Cut off one long leaf from a healthy aloe plant. With the pointed end placed closest to you, use the flat end of a spoon to gently apply pressure starting at the pointed tip. Slowly work toward the cut end, continuing to apply pressure as you move up the leaf in order to push the gel out.

Step 2 - Loosen Things Up

The extracted gel will be very viscous. Place it into a cup and stir vigorously to loosen the consistency. Use the back of a spoon to smash any larger pieces. The final product should be watery and flow easily inside the cup. Add one tablespoon of water if the consistency is still too thick.
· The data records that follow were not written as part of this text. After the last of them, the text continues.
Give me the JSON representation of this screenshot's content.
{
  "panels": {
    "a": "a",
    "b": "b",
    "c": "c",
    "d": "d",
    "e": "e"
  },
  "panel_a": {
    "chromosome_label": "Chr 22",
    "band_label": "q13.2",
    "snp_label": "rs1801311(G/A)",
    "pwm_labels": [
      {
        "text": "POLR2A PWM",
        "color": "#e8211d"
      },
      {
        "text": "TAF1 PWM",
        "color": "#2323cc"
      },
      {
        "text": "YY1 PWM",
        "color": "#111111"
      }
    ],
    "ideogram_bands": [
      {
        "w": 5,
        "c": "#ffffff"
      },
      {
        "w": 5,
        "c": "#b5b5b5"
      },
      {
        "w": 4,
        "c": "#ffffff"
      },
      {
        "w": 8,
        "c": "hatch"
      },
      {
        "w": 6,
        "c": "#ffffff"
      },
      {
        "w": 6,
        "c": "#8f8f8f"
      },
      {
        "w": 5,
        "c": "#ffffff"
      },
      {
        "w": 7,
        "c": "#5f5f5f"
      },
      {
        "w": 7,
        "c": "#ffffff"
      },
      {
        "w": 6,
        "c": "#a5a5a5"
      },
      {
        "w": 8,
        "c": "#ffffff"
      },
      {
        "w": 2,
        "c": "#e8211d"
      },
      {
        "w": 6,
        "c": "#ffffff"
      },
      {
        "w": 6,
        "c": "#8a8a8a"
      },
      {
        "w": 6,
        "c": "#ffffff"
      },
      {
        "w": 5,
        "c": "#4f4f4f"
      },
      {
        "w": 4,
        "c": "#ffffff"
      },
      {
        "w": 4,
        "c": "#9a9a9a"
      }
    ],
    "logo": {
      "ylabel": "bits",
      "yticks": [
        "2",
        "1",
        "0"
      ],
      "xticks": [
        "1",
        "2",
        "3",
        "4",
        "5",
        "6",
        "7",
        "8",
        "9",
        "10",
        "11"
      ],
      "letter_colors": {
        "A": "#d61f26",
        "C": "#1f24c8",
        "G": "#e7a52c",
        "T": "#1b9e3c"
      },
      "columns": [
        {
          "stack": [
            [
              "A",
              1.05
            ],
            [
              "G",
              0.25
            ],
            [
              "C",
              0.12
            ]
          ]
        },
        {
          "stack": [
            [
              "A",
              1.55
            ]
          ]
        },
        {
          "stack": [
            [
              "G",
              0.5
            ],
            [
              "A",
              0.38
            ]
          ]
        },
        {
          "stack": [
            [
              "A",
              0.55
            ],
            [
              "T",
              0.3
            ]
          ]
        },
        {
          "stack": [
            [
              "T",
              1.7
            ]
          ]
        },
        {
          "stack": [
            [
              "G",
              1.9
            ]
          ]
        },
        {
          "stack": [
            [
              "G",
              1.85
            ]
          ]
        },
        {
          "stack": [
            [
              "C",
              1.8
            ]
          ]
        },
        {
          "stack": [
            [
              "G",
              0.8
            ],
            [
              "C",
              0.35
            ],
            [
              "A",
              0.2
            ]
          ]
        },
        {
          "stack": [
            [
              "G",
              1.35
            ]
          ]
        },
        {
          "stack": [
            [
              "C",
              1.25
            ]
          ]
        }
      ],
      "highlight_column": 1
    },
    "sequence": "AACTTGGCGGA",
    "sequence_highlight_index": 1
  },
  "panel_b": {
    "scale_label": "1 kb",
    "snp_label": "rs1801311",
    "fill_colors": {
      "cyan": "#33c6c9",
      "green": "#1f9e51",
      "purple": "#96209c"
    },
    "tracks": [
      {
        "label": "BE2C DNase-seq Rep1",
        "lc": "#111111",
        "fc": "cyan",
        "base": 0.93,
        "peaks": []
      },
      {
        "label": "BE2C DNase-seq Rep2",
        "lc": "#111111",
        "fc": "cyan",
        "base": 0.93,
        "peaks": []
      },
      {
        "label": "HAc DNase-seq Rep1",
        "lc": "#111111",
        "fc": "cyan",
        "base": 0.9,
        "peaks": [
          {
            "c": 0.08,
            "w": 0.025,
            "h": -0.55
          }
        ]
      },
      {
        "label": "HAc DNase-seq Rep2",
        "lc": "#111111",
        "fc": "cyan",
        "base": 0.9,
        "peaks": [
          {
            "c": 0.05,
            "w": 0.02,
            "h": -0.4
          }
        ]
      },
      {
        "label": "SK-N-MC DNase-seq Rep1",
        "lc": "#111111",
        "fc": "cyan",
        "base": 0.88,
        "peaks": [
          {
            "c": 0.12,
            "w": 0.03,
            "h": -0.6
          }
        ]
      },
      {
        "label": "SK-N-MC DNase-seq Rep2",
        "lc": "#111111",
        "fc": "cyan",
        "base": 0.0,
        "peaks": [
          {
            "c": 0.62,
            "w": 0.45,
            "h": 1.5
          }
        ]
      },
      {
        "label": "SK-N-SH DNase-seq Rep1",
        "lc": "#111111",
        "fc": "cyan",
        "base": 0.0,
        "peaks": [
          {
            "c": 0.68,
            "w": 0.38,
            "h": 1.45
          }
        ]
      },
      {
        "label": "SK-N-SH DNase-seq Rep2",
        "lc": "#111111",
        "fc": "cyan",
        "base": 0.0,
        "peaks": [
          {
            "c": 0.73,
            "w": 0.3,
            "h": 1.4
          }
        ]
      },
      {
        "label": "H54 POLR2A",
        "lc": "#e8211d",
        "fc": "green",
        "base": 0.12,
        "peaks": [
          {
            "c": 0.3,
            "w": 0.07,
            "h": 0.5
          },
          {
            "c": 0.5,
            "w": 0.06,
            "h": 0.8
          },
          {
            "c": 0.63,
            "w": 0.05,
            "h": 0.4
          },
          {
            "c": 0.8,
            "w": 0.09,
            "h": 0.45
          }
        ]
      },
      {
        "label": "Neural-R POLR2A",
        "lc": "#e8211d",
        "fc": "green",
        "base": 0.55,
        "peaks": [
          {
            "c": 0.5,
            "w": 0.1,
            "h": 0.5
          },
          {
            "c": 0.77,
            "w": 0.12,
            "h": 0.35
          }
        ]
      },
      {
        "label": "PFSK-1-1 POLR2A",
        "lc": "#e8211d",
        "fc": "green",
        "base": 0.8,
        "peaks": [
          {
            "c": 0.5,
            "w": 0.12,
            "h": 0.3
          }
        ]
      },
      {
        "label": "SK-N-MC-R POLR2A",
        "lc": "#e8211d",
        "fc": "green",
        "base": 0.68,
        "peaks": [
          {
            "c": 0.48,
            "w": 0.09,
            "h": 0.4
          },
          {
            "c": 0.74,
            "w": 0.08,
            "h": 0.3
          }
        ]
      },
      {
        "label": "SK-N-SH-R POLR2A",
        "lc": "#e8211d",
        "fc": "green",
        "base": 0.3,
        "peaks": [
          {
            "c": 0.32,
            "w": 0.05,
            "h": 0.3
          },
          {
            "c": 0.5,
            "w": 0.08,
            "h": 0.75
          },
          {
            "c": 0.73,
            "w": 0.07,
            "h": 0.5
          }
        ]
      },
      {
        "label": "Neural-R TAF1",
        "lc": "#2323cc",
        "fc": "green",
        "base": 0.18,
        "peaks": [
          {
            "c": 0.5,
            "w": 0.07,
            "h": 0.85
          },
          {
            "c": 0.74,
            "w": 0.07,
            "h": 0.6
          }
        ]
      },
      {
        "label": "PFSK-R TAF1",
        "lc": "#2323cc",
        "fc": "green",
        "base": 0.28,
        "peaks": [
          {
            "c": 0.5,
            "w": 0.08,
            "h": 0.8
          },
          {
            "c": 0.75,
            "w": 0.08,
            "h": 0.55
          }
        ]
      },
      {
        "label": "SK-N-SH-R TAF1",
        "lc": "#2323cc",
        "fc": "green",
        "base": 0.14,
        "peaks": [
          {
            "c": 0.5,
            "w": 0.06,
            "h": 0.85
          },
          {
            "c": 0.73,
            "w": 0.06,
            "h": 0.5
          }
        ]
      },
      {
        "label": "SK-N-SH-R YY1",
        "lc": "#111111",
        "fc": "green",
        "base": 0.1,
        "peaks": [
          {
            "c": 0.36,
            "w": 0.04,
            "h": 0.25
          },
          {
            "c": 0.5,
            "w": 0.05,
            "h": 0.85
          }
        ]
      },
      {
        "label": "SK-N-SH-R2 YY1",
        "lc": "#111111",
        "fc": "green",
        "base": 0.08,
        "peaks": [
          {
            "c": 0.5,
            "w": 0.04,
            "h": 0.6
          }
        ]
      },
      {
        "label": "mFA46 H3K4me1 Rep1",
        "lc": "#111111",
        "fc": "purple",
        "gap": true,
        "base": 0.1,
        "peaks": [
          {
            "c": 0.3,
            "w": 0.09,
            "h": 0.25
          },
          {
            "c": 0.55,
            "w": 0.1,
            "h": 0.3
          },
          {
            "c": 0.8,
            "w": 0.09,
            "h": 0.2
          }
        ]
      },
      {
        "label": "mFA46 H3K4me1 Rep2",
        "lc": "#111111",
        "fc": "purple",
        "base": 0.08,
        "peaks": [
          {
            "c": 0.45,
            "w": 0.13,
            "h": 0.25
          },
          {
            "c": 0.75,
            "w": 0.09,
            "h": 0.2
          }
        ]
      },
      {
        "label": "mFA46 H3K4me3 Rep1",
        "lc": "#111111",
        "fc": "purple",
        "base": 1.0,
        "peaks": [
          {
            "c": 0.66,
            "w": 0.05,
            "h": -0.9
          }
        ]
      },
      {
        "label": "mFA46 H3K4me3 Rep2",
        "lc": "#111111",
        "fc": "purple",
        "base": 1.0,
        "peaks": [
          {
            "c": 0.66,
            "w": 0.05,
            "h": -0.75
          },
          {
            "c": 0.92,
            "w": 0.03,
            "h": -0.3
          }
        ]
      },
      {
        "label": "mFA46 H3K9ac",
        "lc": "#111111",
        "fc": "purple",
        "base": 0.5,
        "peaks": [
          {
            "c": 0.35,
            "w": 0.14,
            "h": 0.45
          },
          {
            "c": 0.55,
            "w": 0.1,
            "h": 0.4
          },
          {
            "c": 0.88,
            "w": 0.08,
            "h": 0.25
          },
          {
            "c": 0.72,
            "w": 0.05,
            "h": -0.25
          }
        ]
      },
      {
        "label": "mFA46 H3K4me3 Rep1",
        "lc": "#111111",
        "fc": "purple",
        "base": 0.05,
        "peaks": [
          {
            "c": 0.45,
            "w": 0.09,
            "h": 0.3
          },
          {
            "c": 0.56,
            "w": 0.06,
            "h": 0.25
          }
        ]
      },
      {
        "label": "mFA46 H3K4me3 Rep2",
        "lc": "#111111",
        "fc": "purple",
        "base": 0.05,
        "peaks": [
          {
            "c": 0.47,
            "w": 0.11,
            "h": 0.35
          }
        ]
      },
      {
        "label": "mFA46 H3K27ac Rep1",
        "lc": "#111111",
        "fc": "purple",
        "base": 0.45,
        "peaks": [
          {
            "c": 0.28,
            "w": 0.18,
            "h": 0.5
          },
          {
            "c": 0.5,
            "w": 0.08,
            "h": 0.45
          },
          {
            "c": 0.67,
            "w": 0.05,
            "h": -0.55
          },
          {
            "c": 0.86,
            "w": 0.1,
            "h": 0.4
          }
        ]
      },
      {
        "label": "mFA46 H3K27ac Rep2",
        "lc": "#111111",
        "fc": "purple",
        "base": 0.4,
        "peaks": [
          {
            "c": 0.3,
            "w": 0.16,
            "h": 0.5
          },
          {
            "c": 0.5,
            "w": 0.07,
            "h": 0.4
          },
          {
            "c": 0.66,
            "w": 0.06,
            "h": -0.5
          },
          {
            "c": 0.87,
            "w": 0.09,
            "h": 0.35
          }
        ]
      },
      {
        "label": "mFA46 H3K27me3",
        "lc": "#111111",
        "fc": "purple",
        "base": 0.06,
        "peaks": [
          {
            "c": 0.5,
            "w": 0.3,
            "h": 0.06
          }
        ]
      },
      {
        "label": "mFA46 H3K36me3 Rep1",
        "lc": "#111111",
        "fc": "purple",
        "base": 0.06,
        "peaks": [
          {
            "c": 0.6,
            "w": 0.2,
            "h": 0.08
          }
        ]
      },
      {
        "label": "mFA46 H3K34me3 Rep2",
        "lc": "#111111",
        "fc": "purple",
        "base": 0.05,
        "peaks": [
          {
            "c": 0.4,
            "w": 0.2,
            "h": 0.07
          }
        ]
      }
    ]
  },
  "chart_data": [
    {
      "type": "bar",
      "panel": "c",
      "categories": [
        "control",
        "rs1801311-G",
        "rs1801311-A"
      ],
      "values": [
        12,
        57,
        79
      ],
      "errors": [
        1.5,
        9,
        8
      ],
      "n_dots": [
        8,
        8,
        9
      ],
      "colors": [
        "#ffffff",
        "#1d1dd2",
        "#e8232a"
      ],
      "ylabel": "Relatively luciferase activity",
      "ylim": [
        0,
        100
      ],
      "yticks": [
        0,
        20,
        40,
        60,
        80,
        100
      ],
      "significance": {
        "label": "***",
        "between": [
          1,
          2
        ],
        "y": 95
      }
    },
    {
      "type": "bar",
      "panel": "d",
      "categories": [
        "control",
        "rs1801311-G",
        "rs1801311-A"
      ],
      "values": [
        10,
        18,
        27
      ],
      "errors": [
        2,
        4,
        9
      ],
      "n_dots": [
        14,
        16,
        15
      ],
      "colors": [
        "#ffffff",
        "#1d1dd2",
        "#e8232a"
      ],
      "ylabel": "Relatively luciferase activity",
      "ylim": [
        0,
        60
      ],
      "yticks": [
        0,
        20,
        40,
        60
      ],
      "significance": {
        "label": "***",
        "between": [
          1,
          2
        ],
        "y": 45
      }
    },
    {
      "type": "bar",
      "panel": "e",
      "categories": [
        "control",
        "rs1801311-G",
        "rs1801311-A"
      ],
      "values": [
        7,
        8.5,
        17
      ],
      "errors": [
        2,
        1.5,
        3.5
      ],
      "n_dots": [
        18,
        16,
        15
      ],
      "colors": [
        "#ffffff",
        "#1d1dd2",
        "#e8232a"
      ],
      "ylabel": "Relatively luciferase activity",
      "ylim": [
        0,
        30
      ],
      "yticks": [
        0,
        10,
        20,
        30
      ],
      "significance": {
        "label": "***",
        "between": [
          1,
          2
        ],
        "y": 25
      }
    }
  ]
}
When ready to plant, dip the cutting into the gel, coating it evenly before potting up.

5. Apple Cider Vinegar

Apple Cider Vinegar has many uses in the home. Its use as a rooting hormone may be surprising to some, especially since vinegar can also be used as a weed killer. In this case, trace elements contained in apple cider vinegar promote plant growth, making it beneficial to cuttings. Simply mix three tablespoons into a gallon of water for a quick liquid rooting hormone.

6. Cinnamon

Cinnamon has properties that aid cuttings during the rooting process by protecting them against diseases caused by bacteria and fungus. Moisten the ends of the cuttings so the powder can adhere to the stem, then pot up in your choice of rooting medium. Try this with some of the old jars of cinnamon that have lost their potency for cooking, but can have a new life in the garden.

7. Saliva

Saliva may be an unconventional rooting option, but it’s worth giving a try. If you’re the daring type, you could lick the ends of the stems, or put them in your mouth to wet them. If you’re worried about ingesting potentially harmful bacteria, try a more conventional method and spit into a container (or on your deck), and dip the stem ends into it before planting.